Clearly, Davis had not run away, said Plain Dealer Managing Editor Tom O’Hara. Bleach was poured on the carpet, Davis’ comforter was missing, and her 2-year-old was wandering the house alone.
“It would be stupid not to cover this aggressively,” O’Hara said, adding that cable news’ interest made that even more apparent.
Myriad viewers identified with the story, said Rita Andolsen, acting news director at WKYC Channel 3.
The station began coverage June 15, the day Davis’ mother reported her missing, after receiving a request for help, Andolsen said. With thousands searching for Davis, it became a story of community support.
“If this were a book, a mystery novel, you probably wouldn’t believe it,” said Hyvonen, the news director at Channel 5.
The story, he said, would have been just as intriguing if Davis were Hispanic or black.
Reports of other missing people, such as Cox and Walker, depend on whether police treat the disappearance as a crime, Hyvonen said.

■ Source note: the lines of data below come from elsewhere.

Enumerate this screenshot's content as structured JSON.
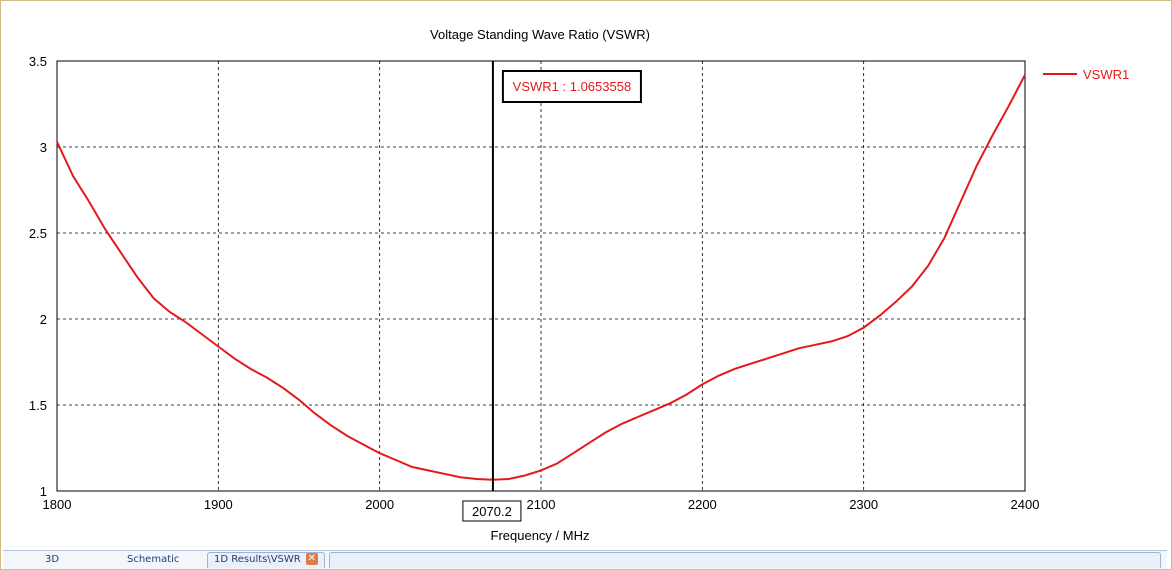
{
  "chart_data": {
    "type": "line",
    "title": "Voltage Standing Wave Ratio (VSWR)",
    "xlabel": "Frequency / MHz",
    "ylabel": "",
    "xlim": [
      1800,
      2400
    ],
    "ylim": [
      1,
      3.5
    ],
    "xticks": [
      "1800",
      "1900",
      "2000",
      "2100",
      "2200",
      "2300",
      "2400"
    ],
    "yticks": [
      "1",
      "1.5",
      "2",
      "2.5",
      "3",
      "3.5"
    ],
    "grid": true,
    "legend_position": "right",
    "series": [
      {
        "name": "VSWR1",
        "color": "#e31a1c",
        "x": [
          1800,
          1810,
          1820,
          1830,
          1840,
          1850,
          1860,
          1870,
          1880,
          1890,
          1900,
          1910,
          1920,
          1930,
          1940,
          1950,
          1960,
          1970,
          1980,
          1990,
          2000,
          2010,
          2020,
          2030,
          2040,
          2050,
          2060,
          2070,
          2080,
          2090,
          2100,
          2110,
          2120,
          2130,
          2140,
          2150,
          2160,
          2170,
          2180,
          2190,
          2200,
          2210,
          2220,
          2230,
          2240,
          2250,
          2260,
          2270,
          2280,
          2290,
          2300,
          2310,
          2320,
          2330,
          2340,
          2350,
          2360,
          2370,
          2380,
          2390,
          2400
        ],
        "y": [
          3.03,
          2.83,
          2.68,
          2.52,
          2.38,
          2.24,
          2.12,
          2.04,
          1.98,
          1.91,
          1.84,
          1.77,
          1.71,
          1.66,
          1.6,
          1.53,
          1.45,
          1.38,
          1.32,
          1.27,
          1.22,
          1.18,
          1.14,
          1.12,
          1.1,
          1.08,
          1.07,
          1.065,
          1.07,
          1.09,
          1.12,
          1.16,
          1.22,
          1.28,
          1.34,
          1.39,
          1.43,
          1.47,
          1.51,
          1.56,
          1.62,
          1.67,
          1.71,
          1.74,
          1.77,
          1.8,
          1.83,
          1.85,
          1.87,
          1.9,
          1.95,
          2.02,
          2.1,
          2.19,
          2.31,
          2.47,
          2.68,
          2.89,
          3.07,
          3.24,
          3.42
        ]
      }
    ],
    "marker": {
      "x": 2070.2,
      "x_label": "2070.2",
      "readout": "VSWR1 : 1.0653558"
    }
  },
  "tabs": [
    {
      "label": "3D"
    },
    {
      "label": "Schematic"
    },
    {
      "label": "1D Results\\VSWR"
    }
  ]
}
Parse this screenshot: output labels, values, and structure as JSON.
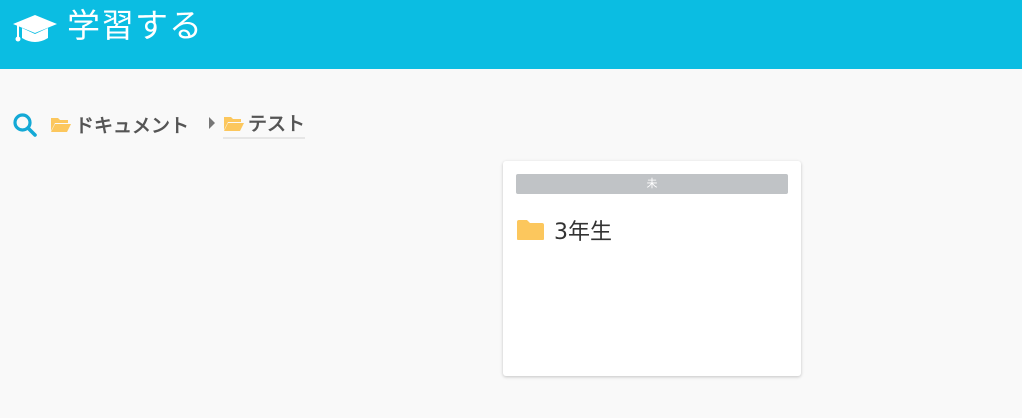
{
  "header": {
    "title": "学習する",
    "icon": "graduation-cap-icon",
    "bg_color": "#0bbde2"
  },
  "breadcrumb": {
    "search_icon": "search-icon",
    "items": [
      {
        "label": "ドキュメント",
        "icon": "folder-open-icon"
      },
      {
        "label": "テスト",
        "icon": "folder-open-icon"
      }
    ],
    "separator_icon": "caret-right-icon",
    "folder_color": "#fcc75d",
    "accent_color": "#14a9d6"
  },
  "card": {
    "badge": "未",
    "badge_color": "#c0c3c6",
    "item": {
      "label": "3年生",
      "icon": "folder-icon"
    }
  }
}
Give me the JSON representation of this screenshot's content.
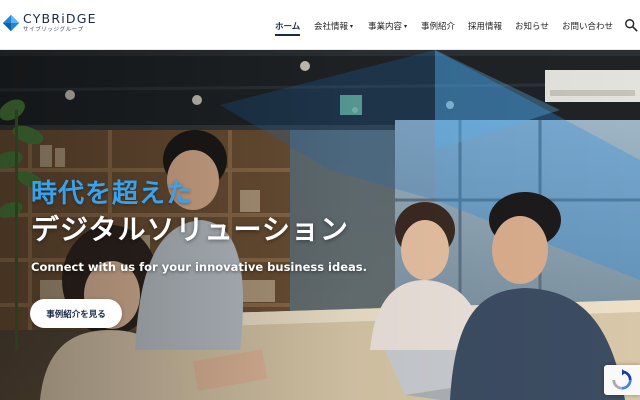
{
  "brand": {
    "name": "CYBRiDGE",
    "subtitle": "サイブリッジグループ",
    "accent_color": "#1e88d8",
    "navy_color": "#1b2a4a"
  },
  "nav": {
    "items": [
      {
        "label": "ホーム",
        "active": true,
        "dropdown": false
      },
      {
        "label": "会社情報",
        "active": false,
        "dropdown": true
      },
      {
        "label": "事業内容",
        "active": false,
        "dropdown": true
      },
      {
        "label": "事例紹介",
        "active": false,
        "dropdown": false
      },
      {
        "label": "採用情報",
        "active": false,
        "dropdown": false
      },
      {
        "label": "お知らせ",
        "active": false,
        "dropdown": false
      },
      {
        "label": "お問い合わせ",
        "active": false,
        "dropdown": false
      }
    ],
    "search_icon": "search-icon"
  },
  "hero": {
    "headline_line1": "時代を超えた",
    "headline_line2": "デジタルソリューション",
    "tagline": "Connect with us for your innovative business ideas.",
    "cta_label": "事例紹介を見る",
    "headline_accent_color": "#3aa2ea"
  },
  "widgets": {
    "recaptcha_icon": "recaptcha-icon"
  }
}
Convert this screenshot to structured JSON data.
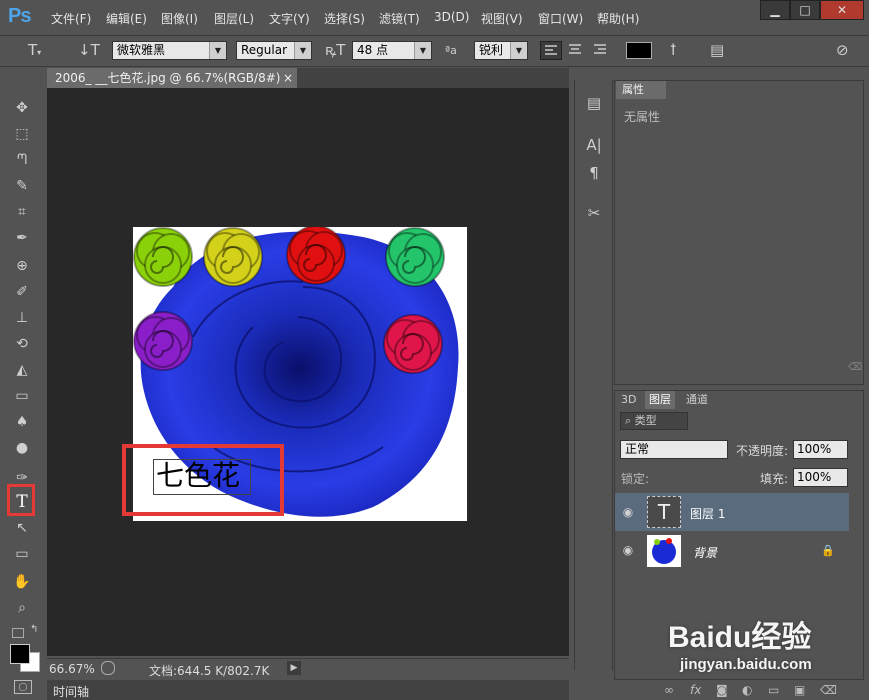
{
  "app": {
    "logo": "Ps"
  },
  "menu": [
    "文件(F)",
    "编辑(E)",
    "图像(I)",
    "图层(L)",
    "文字(Y)",
    "选择(S)",
    "滤镜(T)",
    "3D(D)",
    "视图(V)",
    "窗口(W)",
    "帮助(H)"
  ],
  "window_controls": {
    "minimize": "▁",
    "maximize": "□",
    "close": "✕"
  },
  "options": {
    "font_family": "微软雅黑",
    "font_style": "Regular",
    "font_size": "48 点",
    "aa_label": "ªa",
    "anti_alias": "锐利",
    "text_color": "#000000"
  },
  "document": {
    "tab_title": "2006_ __七色花.jpg @ 66.7%(RGB/8#)",
    "tab_close": "×",
    "text_layer_content": "七色花"
  },
  "status": {
    "zoom": "66.67%",
    "doc_info": "文档:644.5 K/802.7K"
  },
  "timeline": {
    "label": "时间轴"
  },
  "properties": {
    "tab": "属性",
    "content": "无属性"
  },
  "layers_panel": {
    "tabs": [
      "3D",
      "图层",
      "通道"
    ],
    "filter_label": "类型",
    "blend_mode": "正常",
    "opacity_label": "不透明度:",
    "opacity_value": "100%",
    "lock_label": "锁定:",
    "fill_label": "填充:",
    "fill_value": "100%",
    "layers": [
      {
        "name": "图层 1",
        "selected": true
      },
      {
        "name": "背景",
        "selected": false
      }
    ]
  },
  "watermark": {
    "brand": "Baidu经验",
    "url": "jingyan.baidu.com"
  },
  "colors": {
    "highlight_box": "#e53935",
    "rose_blue": "#1a2bd6",
    "accent_selected": "#5a6b7e"
  },
  "flowers": [
    {
      "color": "#8bd10a"
    },
    {
      "color": "#d4d11a"
    },
    {
      "color": "#e01010"
    },
    {
      "color": "#23c46a"
    },
    {
      "color": "#8a1ec8"
    },
    {
      "color": "#e0154a"
    }
  ]
}
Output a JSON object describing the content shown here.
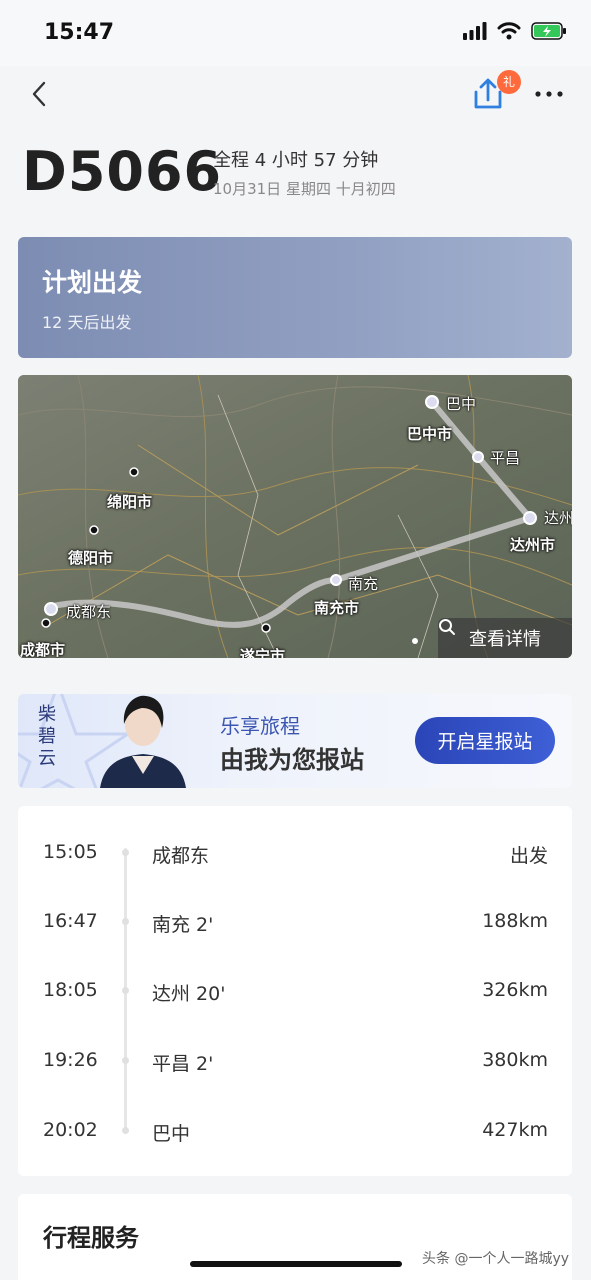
{
  "status_bar": {
    "time": "15:47"
  },
  "header": {
    "gift_badge": "礼"
  },
  "trip": {
    "train_no": "D5066",
    "duration": "全程 4 小时 57 分钟",
    "date": "10月31日  星期四  十月初四"
  },
  "plan": {
    "title": "计划出发",
    "subtitle": "12 天后出发"
  },
  "map": {
    "labels": {
      "bazhong": "巴中",
      "bazhong_city": "巴中市",
      "pingchang": "平昌",
      "mianyang_city": "绵阳市",
      "deyang_city": "德阳市",
      "dazhou": "达州",
      "dazhou_city": "达州市",
      "nanchong": "南充",
      "nanchong_city": "南充市",
      "chengdudong": "成都东",
      "chengdu_city": "成都市",
      "suining_city": "遂宁市"
    },
    "detail_button": "查看详情"
  },
  "promo": {
    "name": "柴碧云",
    "line1": "乐享旅程",
    "line2": "由我为您报站",
    "button": "开启星报站"
  },
  "stops": [
    {
      "time": "15:05",
      "station": "成都东",
      "info": "出发"
    },
    {
      "time": "16:47",
      "station": "南充 2'",
      "info": "188km"
    },
    {
      "time": "18:05",
      "station": "达州 20'",
      "info": "326km"
    },
    {
      "time": "19:26",
      "station": "平昌 2'",
      "info": "380km"
    },
    {
      "time": "20:02",
      "station": "巴中",
      "info": "427km"
    }
  ],
  "service": {
    "title": "行程服务"
  },
  "watermark": "头条 @一个人一路城yy",
  "colors": {
    "accent": "#2a45b7",
    "plan_card": "#8a99bd",
    "badge": "#ff6a3d"
  }
}
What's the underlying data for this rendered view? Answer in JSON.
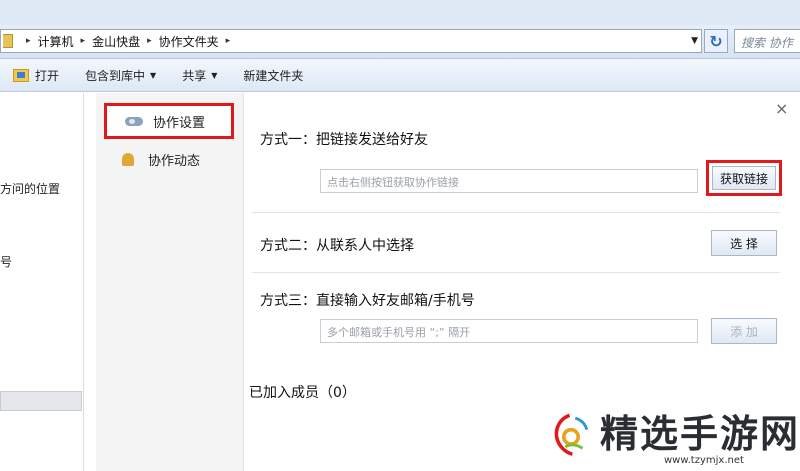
{
  "address": {
    "crumbs": [
      "计算机",
      "金山快盘",
      "协作文件夹"
    ],
    "separator": "▸",
    "search_placeholder": "搜索 协作"
  },
  "toolbar": {
    "open_label": "打开",
    "include_label": "包含到库中",
    "share_label": "共享",
    "new_folder_label": "新建文件夹"
  },
  "navpane": {
    "partial_text": "方问的位置",
    "partial_text2": "号"
  },
  "dialog": {
    "menu": {
      "settings_label": "协作设置",
      "activity_label": "协作动态"
    },
    "close_glyph": "×",
    "method1": {
      "heading": "方式一：把链接发送给好友",
      "input_placeholder": "点击右侧按钮获取协作链接",
      "button_label": "获取链接"
    },
    "method2": {
      "heading": "方式二：从联系人中选择",
      "button_label": "选 择"
    },
    "method3": {
      "heading": "方式三：直接输入好友邮箱/手机号",
      "input_placeholder": "多个邮箱或手机号用 “;” 隔开",
      "button_label": "添 加"
    },
    "members_label": "已加入成员（0）"
  },
  "watermark": {
    "name": "精选手游网",
    "url": "www.tzymjx.net"
  },
  "colors": {
    "highlight": "#e2191a",
    "toolbar_bg": "#dde8f5",
    "menu_bg": "#f4f4f4"
  }
}
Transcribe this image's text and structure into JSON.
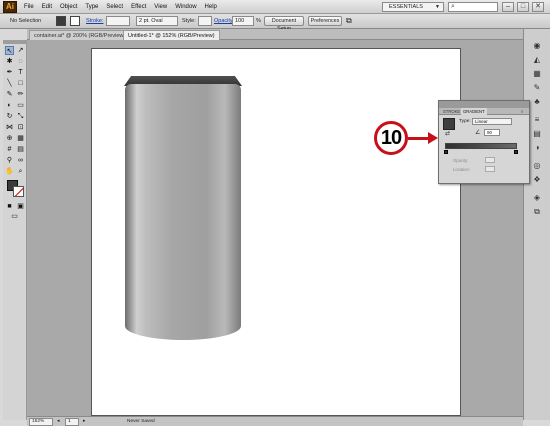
{
  "app": {
    "logo": "Ai",
    "menus": [
      "File",
      "Edit",
      "Object",
      "Type",
      "Select",
      "Effect",
      "View",
      "Window",
      "Help"
    ],
    "workspace": "ESSENTIALS",
    "window_buttons": [
      "–",
      "□",
      "✕"
    ]
  },
  "control_bar": {
    "selection": "No Selection",
    "stroke_label": "Stroke:",
    "brush": "2 pt. Oval",
    "style_label": "Style:",
    "opacity_label": "Opacity:",
    "opacity": "100",
    "opacity_unit": "%",
    "document_setup": "Document Setup",
    "preferences": "Preferences"
  },
  "tabs": [
    {
      "label": "container.ai* @ 200% (RGB/Preview)",
      "active": false
    },
    {
      "label": "Untitled-1* @ 152% (RGB/Preview)",
      "active": true
    }
  ],
  "gradient_panel": {
    "tabs": [
      "STROKE",
      "GRADIENT"
    ],
    "type_label": "Type:",
    "type": "Linear",
    "angle": "90",
    "opacity_label": "Opacity:",
    "location_label": "Location:"
  },
  "callout": "10",
  "status_bar": {
    "zoom": "152%",
    "page": "1",
    "save_state": "Never Saved"
  },
  "colors": {
    "fill": "#3b3b3b",
    "callout_red": "#c8101a",
    "artboard": "#ffffff"
  }
}
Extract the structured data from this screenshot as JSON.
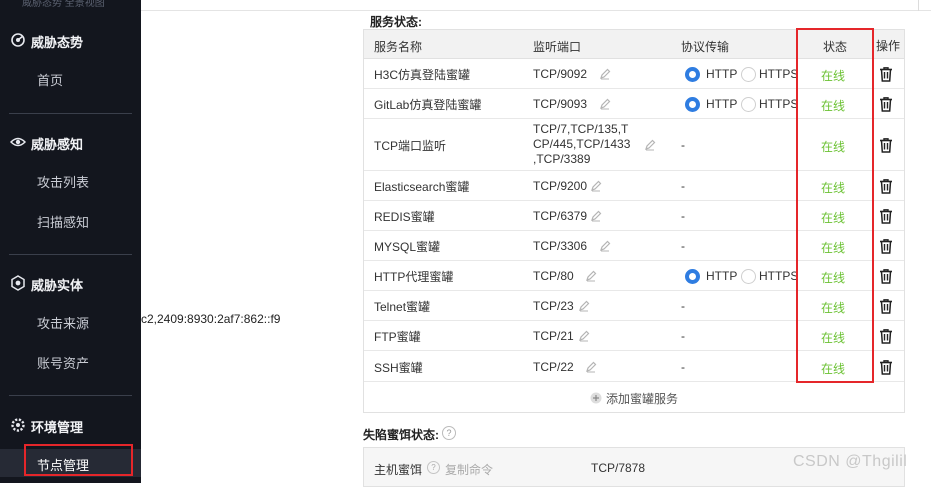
{
  "sidebar": {
    "top_text": "威胁态势 全景视图",
    "groups": [
      {
        "label": "威胁态势",
        "icon": "radar-icon",
        "items": [
          {
            "label": "首页"
          }
        ]
      },
      {
        "label": "威胁感知",
        "icon": "eye-icon",
        "items": [
          {
            "label": "攻击列表"
          },
          {
            "label": "扫描感知"
          }
        ]
      },
      {
        "label": "威胁实体",
        "icon": "hexagon-icon",
        "items": [
          {
            "label": "攻击来源"
          },
          {
            "label": "账号资产"
          }
        ]
      },
      {
        "label": "环境管理",
        "icon": "settings-icon",
        "items": [
          {
            "label": "节点管理",
            "active": true
          }
        ]
      }
    ]
  },
  "ipv6_fragment": "c2,2409:8930:2af7:862::f9",
  "services": {
    "title": "服务状态:",
    "headers": {
      "name": "服务名称",
      "port": "监听端口",
      "protocol": "协议传输",
      "status": "状态",
      "action": "操作"
    },
    "rows": [
      {
        "name": "H3C仿真登陆蜜罐",
        "port": "TCP/9092",
        "protocol": "radio",
        "selected": "HTTP",
        "status": "在线"
      },
      {
        "name": "GitLab仿真登陆蜜罐",
        "port": "TCP/9093",
        "protocol": "radio",
        "selected": "HTTP",
        "status": "在线"
      },
      {
        "name": "TCP端口监听",
        "port_lines": [
          "TCP/7,TCP/135,T",
          "CP/445,TCP/1433",
          ",TCP/3389"
        ],
        "protocol": "-",
        "status": "在线"
      },
      {
        "name": "Elasticsearch蜜罐",
        "port": "TCP/9200",
        "protocol": "-",
        "status": "在线"
      },
      {
        "name": "REDIS蜜罐",
        "port": "TCP/6379",
        "protocol": "-",
        "status": "在线"
      },
      {
        "name": "MYSQL蜜罐",
        "port": "TCP/3306",
        "protocol": "-",
        "status": "在线"
      },
      {
        "name": "HTTP代理蜜罐",
        "port": "TCP/80",
        "protocol": "radio",
        "selected": "HTTP",
        "status": "在线"
      },
      {
        "name": "Telnet蜜罐",
        "port": "TCP/23",
        "protocol": "-",
        "status": "在线"
      },
      {
        "name": "FTP蜜罐",
        "port": "TCP/21",
        "protocol": "-",
        "status": "在线"
      },
      {
        "name": "SSH蜜罐",
        "port": "TCP/22",
        "protocol": "-",
        "status": "在线"
      }
    ],
    "protocol_options": [
      "HTTP",
      "HTTPS"
    ],
    "add_label": "添加蜜罐服务"
  },
  "trap": {
    "title": "失陷蜜饵状态:",
    "rows": [
      {
        "name": "主机蜜饵",
        "copy_label": "复制命令",
        "port": "TCP/7878"
      }
    ]
  },
  "watermark": "CSDN @Thgilil",
  "colors": {
    "online": "#6cc234",
    "radio_selected": "#2f7de1",
    "highlight_box": "#e5262a",
    "sidebar_bg": "#13161e"
  }
}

The Plain Dealer, too, takes its direction from how police treat missing people. Reporters must be cautious and gather enough information to know a crime has occurred.
“A lot of missing persons, as we know, ran away,” O’Hara said. “There could be a lot of non-newsworthy reasons that people are missing.”
But that’s where Survivors/Victims of Tragedy wants change. Martin envisions photos of missing people shown on local television two or three times a day so people could spot them.
“Having the picture shown is definitely hope,” she said. “A family should not have to fight so hard.”